Latsois died in 2003 in his native Greece; a wake at Scarecrow was attended by loyal customers dating from back in the Backtrack days.
With the backing of Tostevin and Dauphiny (who kept their Microsoft day jobs and didn’t take salaries from the store), Scarecrow continued to grow. To 23,000 titles, then to 80,000, then to almost 120,000.
Every available foot of space in the former stereo shop was turned into shelves. The main room’s collections of “auteur” directors became a labyrinth of tall shelves, separated by increasingly narrow passages. At Scarecrow, shopping for films was as much of an adventure as watching them.
Then came Netflix’s DVD by mail service. Then came streaming and on-demand services. Independent retailers like Scarecrow, which can’t afford the expensive rights (or the technical infrastructure) to stream movies, were cut off from that side of the buisness.
DVD rentals and sales tumbled. The big movie studios cut back their DVD release schedules. Video stores everywhere (independents, chains, big and small) began to disappear.
Tostevin (who bought out Dauphiny’s share) kept Scarecrow open, with a staff of 30. They added a coffee bar (“VHSpresso”), a screening room, and cross-promotions with art cinemas and neighborhood small businesses. They pushed the sales side of the business, and offered different rental specials each day of the week. It hasn’t been enough.
On Oct. 17, two days before Independent Video Store Day, Tostevin posted notice on the store’s website:
“Our rental numbers have declined roughly 40% over the past 6 years. This isn’t a huge surprise—obviously technology has been moving this direction for some time—but the decline has been more dramatic than we had anticipated.… Scarecrow has never been about making money, but it has to support itself. It’s no longer doing that, and hasn’t for a while.”
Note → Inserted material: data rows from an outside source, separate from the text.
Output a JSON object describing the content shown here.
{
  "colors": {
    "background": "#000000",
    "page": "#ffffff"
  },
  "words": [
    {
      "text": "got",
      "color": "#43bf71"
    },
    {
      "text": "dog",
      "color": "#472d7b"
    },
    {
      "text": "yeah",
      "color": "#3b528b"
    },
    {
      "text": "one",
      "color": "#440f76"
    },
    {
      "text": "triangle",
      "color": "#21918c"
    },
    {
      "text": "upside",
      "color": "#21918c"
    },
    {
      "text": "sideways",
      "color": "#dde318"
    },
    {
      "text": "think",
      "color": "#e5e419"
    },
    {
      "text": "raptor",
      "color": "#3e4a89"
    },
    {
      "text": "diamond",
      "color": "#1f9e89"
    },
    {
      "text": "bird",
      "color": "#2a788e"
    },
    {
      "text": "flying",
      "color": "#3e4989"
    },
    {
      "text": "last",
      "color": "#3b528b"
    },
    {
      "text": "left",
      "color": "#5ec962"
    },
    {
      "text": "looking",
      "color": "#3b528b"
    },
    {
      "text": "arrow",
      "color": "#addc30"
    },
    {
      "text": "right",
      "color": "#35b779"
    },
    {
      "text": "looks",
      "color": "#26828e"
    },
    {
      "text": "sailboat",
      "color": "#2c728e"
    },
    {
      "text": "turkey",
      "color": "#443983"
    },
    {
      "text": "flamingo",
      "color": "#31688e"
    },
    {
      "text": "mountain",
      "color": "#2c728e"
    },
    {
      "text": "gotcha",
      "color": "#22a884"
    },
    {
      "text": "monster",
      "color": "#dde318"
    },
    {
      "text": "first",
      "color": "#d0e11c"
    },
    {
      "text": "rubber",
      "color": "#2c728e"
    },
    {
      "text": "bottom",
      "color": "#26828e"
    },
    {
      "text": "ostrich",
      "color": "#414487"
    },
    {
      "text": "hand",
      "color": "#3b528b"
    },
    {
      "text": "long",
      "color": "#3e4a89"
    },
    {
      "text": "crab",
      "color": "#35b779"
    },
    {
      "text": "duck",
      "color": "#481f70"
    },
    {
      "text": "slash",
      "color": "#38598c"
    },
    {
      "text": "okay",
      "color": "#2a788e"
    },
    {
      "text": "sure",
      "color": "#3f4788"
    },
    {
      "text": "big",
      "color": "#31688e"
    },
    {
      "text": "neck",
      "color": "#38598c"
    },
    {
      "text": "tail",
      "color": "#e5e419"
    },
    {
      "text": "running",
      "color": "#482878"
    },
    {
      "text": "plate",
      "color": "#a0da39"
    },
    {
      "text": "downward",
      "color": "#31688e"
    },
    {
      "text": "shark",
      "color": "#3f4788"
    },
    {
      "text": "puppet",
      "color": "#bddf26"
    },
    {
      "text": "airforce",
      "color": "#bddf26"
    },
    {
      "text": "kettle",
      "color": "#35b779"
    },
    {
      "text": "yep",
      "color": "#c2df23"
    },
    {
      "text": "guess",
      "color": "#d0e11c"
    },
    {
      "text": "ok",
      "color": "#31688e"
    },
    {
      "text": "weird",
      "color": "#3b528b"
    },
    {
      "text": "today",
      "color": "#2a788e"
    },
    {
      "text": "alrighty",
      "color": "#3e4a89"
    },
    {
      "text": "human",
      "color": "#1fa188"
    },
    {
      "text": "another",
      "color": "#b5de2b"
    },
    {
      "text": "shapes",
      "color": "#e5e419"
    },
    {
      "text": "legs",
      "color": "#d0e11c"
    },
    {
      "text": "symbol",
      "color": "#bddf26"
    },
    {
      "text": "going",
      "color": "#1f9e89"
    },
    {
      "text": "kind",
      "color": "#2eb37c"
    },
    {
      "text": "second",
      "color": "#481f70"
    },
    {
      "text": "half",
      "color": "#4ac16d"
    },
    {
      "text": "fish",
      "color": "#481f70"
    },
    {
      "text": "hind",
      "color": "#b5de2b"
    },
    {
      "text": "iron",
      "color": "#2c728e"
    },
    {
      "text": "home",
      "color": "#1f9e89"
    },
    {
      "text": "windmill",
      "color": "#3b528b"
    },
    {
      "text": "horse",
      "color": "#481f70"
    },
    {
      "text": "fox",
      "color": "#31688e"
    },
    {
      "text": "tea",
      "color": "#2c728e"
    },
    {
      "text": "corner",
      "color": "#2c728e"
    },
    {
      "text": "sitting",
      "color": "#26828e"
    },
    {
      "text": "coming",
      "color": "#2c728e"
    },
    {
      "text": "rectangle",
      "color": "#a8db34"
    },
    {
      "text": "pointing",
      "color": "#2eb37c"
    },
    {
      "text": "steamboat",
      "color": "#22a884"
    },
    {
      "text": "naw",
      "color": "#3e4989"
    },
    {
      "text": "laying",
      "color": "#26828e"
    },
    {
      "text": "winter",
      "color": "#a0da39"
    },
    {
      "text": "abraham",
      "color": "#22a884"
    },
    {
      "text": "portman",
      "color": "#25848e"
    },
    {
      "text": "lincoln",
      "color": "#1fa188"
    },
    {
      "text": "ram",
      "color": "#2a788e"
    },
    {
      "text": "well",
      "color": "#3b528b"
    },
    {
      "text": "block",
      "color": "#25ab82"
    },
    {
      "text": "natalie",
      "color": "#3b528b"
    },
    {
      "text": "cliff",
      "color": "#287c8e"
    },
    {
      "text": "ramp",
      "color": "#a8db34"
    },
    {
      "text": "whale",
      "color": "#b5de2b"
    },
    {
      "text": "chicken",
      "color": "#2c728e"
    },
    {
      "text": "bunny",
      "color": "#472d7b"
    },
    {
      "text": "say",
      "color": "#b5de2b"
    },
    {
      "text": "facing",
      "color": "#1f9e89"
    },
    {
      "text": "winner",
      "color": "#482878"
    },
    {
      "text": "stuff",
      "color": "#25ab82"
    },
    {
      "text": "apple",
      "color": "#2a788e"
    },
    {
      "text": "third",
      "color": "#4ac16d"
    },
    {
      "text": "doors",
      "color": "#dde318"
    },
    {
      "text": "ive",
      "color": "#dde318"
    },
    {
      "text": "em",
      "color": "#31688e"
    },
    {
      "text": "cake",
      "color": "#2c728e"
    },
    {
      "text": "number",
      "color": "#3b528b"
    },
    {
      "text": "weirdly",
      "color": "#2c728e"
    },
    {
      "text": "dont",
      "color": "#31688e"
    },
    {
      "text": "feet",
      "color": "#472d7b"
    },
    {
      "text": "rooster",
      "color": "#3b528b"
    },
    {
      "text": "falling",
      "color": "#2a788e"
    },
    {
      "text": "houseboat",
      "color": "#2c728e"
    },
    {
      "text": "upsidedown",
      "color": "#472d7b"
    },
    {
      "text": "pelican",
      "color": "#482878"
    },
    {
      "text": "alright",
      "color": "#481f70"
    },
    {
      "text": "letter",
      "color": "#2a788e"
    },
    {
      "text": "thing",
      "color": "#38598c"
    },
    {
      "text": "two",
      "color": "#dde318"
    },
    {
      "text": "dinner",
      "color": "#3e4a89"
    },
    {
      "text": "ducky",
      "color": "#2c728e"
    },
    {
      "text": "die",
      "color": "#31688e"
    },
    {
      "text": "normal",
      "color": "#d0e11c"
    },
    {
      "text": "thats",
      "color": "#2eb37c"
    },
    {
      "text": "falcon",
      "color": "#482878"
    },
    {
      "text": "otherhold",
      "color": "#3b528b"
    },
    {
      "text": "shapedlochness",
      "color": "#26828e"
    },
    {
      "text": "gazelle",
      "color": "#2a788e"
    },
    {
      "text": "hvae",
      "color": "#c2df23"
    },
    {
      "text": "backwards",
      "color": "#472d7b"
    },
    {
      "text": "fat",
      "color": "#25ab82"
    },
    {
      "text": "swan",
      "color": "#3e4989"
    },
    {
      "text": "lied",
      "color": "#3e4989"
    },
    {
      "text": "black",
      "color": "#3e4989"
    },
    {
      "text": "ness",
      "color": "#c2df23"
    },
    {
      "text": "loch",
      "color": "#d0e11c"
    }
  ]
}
Scarecrow general manager Jeffrey Shannon told KOMO-TV that if revenues don’t pick up by year’s end, he and Tostavin might pursue a nonprofit, subscription-based model or other options. Completely closing, and disbanding the collection, remains one of those options.
In his website post, Tostevin didn’t ask for donations, just for his former regulars to “come back in” and buy and/or rent stuff; particularly during the upcoming holiday season.
One of the things you could buy is a Scarecrow T-shirt bearing the cartoon image of an anthropomorphic DVD disc and VHS cassette, smiling beneath the slogan VIVA PHYSICAL MEDIA.